For values, the fix
function looks something like fix f = f (fix f)
and is a way of factoring the recursion out of a recursive definition. In general, given a recursive definition like
fac 0 = 1
fac n = n * fac (n - 1)
we can transform it into one that takes an argument through which it "recurses":
fac' self 0 = 1
fac' self n = n * self (n - 1)
We can then recover the recursive fac
by fix fac'
. We have essentially split out the logic of a single "layer" of the function and then used fix
to recursively nest those layers.
It's natural to generalize this to types. By defining newtype Fix f = Roll (f (Fix f))
, we can transform a recursive type like
data IntList = Nil | Cons Int IntList
into
data IntList' self = Nil' | Cons' Int self
and recover IntList
as Fix IntList'
; we can now write Cons 1 (Cons 2 (Cons 3 Nil)))
as Roll (Cons' 1 (Roll (Cons' 2 (Roll (Cons' 3 (Roll Nil'))))))
. This would seem to do little other than increase the amount of indirection in the code, but it has the benefit of allowing the writing of highly generic functions!

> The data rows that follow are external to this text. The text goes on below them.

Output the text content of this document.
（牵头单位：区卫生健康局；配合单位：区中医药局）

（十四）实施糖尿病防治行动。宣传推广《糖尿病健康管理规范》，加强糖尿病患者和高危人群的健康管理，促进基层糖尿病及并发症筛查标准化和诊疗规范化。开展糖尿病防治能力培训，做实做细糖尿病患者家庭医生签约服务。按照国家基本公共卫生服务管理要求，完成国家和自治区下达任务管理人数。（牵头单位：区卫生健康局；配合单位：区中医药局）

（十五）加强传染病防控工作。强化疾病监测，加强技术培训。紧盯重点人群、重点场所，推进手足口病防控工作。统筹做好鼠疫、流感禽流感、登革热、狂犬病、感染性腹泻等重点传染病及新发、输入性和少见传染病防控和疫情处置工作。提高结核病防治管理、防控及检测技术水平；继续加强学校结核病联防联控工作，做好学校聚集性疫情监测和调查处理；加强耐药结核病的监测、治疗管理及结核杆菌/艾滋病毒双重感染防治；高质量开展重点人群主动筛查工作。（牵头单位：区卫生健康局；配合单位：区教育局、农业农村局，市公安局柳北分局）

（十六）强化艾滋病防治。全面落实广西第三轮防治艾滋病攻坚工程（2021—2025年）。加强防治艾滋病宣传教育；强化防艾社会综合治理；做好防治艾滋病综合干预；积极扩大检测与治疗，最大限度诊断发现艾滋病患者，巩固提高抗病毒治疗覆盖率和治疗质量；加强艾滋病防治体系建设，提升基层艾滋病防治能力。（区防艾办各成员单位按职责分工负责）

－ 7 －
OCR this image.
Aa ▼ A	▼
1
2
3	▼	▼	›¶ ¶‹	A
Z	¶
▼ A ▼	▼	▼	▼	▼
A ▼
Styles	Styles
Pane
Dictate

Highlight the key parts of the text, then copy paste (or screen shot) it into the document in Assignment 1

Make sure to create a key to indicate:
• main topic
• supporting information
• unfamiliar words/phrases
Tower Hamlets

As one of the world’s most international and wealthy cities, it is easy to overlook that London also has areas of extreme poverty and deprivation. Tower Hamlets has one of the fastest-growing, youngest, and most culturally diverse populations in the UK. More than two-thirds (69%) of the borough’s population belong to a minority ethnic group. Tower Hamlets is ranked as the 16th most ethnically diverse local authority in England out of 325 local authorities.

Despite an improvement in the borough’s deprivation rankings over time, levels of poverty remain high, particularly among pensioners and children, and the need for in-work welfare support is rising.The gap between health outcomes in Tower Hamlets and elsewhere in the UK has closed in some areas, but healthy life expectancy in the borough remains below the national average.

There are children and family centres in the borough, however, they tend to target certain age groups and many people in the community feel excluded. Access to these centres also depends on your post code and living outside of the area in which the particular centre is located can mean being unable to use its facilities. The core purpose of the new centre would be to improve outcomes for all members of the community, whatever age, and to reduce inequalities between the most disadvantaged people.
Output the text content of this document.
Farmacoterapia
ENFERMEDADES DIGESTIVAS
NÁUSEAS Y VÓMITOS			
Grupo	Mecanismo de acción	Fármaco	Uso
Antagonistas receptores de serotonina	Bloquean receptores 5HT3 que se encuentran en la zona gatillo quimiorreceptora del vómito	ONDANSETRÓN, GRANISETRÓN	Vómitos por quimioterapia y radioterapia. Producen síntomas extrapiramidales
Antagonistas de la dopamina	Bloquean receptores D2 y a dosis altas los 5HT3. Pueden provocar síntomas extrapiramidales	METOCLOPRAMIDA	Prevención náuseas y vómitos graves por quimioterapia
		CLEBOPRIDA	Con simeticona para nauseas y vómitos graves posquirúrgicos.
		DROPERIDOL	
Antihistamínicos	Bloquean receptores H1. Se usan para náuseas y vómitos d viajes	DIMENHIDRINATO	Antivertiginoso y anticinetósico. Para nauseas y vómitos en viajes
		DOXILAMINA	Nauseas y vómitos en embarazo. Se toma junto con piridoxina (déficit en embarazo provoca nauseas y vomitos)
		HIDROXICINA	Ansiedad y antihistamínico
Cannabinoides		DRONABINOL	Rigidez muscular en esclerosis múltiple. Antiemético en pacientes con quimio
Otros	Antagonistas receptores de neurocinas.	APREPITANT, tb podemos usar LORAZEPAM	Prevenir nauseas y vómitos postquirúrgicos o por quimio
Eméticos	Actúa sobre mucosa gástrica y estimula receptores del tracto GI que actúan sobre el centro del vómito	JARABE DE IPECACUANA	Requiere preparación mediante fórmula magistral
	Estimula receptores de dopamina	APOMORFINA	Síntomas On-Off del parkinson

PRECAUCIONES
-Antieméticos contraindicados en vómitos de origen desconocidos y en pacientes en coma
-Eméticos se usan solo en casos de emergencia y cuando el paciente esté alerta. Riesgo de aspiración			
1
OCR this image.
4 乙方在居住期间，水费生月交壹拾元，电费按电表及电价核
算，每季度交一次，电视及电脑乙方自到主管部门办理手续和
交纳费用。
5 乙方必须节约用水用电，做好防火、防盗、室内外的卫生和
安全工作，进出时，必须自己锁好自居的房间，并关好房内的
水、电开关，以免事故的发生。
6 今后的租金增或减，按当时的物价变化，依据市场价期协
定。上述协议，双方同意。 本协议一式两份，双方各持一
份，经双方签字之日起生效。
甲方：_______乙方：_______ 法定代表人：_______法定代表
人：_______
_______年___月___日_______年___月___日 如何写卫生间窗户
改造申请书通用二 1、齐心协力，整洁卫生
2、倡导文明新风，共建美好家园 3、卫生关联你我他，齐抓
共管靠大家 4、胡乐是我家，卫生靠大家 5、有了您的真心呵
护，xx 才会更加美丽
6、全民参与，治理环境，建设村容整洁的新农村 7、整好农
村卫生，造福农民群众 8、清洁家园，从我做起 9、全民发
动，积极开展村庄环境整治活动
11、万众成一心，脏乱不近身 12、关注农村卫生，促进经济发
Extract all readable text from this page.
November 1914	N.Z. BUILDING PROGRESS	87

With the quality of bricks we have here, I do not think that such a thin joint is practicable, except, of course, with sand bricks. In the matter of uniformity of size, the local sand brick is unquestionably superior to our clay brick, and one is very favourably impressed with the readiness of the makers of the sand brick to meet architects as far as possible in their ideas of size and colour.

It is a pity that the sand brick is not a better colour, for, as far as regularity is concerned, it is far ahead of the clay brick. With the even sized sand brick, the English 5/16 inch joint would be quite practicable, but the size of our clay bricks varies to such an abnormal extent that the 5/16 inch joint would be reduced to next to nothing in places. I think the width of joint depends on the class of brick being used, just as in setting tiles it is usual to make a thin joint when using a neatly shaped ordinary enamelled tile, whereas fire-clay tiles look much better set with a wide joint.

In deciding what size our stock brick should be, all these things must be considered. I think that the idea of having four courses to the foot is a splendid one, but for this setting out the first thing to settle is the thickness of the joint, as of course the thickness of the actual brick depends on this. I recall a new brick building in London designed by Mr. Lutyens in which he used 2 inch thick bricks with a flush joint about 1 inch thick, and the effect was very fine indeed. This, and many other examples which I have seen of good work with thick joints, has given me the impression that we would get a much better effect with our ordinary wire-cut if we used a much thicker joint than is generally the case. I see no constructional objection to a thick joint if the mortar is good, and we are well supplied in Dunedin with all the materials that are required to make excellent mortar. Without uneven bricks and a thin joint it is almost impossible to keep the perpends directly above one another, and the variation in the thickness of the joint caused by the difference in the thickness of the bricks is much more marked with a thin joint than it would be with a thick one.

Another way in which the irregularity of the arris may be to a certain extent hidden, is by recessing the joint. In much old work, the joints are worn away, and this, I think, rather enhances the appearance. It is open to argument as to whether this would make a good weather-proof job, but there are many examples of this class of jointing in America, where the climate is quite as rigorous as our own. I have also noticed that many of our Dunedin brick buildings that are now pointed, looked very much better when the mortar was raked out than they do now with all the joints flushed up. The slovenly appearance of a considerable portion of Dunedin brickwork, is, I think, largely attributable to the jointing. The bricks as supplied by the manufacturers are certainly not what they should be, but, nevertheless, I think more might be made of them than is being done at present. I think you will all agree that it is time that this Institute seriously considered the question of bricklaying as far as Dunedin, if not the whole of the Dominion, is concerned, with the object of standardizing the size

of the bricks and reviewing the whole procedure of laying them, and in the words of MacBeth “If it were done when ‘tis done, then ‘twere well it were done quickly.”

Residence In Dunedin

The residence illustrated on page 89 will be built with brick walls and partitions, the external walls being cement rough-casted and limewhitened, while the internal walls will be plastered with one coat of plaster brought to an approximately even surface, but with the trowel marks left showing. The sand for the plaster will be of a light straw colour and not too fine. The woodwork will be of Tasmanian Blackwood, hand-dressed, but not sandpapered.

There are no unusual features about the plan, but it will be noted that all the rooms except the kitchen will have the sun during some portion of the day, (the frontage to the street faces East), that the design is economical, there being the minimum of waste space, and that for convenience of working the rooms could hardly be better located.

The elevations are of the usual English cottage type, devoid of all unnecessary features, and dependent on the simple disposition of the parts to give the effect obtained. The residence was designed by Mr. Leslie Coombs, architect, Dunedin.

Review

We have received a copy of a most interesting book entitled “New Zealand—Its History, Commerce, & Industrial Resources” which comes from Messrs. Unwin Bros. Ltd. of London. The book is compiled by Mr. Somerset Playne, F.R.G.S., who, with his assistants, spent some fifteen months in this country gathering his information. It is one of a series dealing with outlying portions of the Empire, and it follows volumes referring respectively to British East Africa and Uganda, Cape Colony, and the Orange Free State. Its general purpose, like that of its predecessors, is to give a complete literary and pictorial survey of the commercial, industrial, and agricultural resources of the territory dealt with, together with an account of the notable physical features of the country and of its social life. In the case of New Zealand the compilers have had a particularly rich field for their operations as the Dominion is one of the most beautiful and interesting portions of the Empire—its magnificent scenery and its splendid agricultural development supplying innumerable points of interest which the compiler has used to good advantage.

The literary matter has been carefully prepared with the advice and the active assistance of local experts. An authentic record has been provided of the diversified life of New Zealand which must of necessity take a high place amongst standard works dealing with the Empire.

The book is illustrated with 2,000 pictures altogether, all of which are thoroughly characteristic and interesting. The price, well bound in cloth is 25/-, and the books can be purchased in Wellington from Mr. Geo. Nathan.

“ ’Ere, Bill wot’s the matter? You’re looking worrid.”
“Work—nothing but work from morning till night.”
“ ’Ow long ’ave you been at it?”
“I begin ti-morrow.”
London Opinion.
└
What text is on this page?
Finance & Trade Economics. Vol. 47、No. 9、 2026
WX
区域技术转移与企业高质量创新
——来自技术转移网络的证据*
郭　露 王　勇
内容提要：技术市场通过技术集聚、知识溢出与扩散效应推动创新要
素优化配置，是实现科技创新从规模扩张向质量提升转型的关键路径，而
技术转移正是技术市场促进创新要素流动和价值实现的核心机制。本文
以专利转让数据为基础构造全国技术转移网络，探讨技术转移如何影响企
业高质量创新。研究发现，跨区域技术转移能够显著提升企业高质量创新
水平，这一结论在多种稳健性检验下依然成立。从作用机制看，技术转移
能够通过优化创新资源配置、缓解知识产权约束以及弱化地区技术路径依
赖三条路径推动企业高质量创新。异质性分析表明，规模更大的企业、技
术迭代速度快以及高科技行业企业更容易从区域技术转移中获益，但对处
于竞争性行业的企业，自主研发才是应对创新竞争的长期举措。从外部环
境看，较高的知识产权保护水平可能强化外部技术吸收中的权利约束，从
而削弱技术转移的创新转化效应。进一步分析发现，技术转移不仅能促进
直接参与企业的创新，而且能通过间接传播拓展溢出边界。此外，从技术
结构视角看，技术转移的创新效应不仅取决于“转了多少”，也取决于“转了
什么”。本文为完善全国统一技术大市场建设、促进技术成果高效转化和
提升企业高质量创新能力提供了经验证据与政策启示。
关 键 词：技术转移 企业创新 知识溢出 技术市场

To elaborate: Consider a structurally recursive function like this:
showElems Nil = ""
showElems (Cons n ns) = show n ++ ";" ++ showElems ns
A precise way of capturing the fact that the recursion is structural is to observe that the function can be decomposed into 1. recursing on the nested occurrences in its argument; 2. making use of the structure of the argument and the results of the recursions. In particular, we can represent the input to part 2, an IntList
with any recursive occurrences replaced by their result after recursing, as a value of type IntList' String
! We can then factor out part 2 as:
showElems' :: IntList' String -> String
showElems' Nil' = ""
showElems' (Cons' n r) = show n ++ ";" ++ r
This is one case of a general phenomenon: Given a type Foo
which can be represented as Fix Foo'
for an appropriate Foo'
, any structurally recursive function Foo -> X
(for some result type X) can have its non-recursive portions factored out as something of type Foo' X -> X
. And furthermore, if we represent Foo
as Fix Foo'
in the first place, and Foo'
happens to have a Functor
instance, then we can add back the recursion using this extremely generic function:
cata :: Functor f => (f a -> a) -> Fix f -> a
cata phi (Roll layer) = phi (fmap (cata phi) layer)
This adds verbosity and isn't particularly useful for simple cases like showElems
, but this kind of genericity can sometimes be useful in more complicated situations. For example, here is a paper showing how to automatically derive a tail-recursive version of cata
for a restricted class of f
s.